The Silence of a Proclaiming Tree – Trees in Lucy Tower, Lincoln Castle
The Lucy Tower is the stone Keep in the castle wall at the edge of the escarpment. You can enter the tower if you pay, however you get a clear view of it from within the castle grounds. It's this distancing that is of interest here – distance from the interior soundscape. And the remote silence of this historically turbulent site.
There is a lot of noise silenced here – battles, sieges, conflict, hangings. Even the massive trees you see growing out above the tower walls were recently under threat of being felled. The Keep's circular space encloses a morbid interior, the robust tree rises skyward growing tall nourished on bone and gore. Standing in the castle grounds you will hear nothing of this.

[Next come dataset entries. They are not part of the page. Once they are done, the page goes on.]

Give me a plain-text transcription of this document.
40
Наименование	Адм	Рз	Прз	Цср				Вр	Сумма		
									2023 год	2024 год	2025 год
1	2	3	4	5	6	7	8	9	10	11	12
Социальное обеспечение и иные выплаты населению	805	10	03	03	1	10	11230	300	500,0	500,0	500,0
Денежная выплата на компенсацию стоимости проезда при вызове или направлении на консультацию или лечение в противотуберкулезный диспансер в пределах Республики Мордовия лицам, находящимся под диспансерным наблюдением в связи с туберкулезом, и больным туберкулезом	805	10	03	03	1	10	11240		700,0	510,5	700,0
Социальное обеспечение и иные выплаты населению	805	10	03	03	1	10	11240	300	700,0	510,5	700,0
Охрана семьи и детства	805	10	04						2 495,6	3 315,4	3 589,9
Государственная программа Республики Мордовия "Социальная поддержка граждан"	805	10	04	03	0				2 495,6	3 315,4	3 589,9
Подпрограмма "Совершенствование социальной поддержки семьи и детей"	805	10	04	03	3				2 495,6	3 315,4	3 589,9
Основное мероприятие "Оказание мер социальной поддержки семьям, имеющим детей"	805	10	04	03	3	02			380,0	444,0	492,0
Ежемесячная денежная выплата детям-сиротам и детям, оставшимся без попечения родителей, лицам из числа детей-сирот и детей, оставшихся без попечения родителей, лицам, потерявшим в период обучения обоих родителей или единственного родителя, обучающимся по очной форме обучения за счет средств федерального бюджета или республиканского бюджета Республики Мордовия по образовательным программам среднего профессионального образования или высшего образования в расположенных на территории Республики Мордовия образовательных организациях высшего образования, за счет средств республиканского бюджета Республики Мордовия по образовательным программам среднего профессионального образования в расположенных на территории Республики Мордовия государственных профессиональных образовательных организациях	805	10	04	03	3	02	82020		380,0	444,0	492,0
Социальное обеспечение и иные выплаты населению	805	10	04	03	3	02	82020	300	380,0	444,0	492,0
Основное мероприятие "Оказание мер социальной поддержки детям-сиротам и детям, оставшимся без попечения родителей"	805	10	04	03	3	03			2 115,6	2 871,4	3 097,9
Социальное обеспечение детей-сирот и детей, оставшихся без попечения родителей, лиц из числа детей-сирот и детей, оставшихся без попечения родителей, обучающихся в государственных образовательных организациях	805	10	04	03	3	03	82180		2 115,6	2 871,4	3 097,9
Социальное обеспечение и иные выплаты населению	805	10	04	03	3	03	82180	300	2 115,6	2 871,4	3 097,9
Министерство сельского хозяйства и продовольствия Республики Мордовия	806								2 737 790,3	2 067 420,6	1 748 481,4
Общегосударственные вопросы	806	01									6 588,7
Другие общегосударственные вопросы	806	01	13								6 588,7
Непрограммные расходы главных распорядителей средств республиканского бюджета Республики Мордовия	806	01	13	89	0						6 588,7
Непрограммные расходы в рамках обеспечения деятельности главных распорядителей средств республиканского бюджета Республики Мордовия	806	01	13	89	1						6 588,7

The tower, originally one storey higher, was built on a motte in the late 12th century and named after Lucy of Bolingbroke. Nicolaa de la Haye, one of Britain's few women castle governors, holed up in the castle during the Battle of Lincoln, said to be a pivotal event in British history. Who speaks of it now?
In the early 19th century the space within the tower became a burial ground for numerous hanged convicts. Their silent utilitarian grave markers are harboured under the trees.
Can you hear the sound of this history? The arched entranceway seen from where you stand at this distance appears like a gaping mouth – a silent mouthpiece for the proclaiming tree.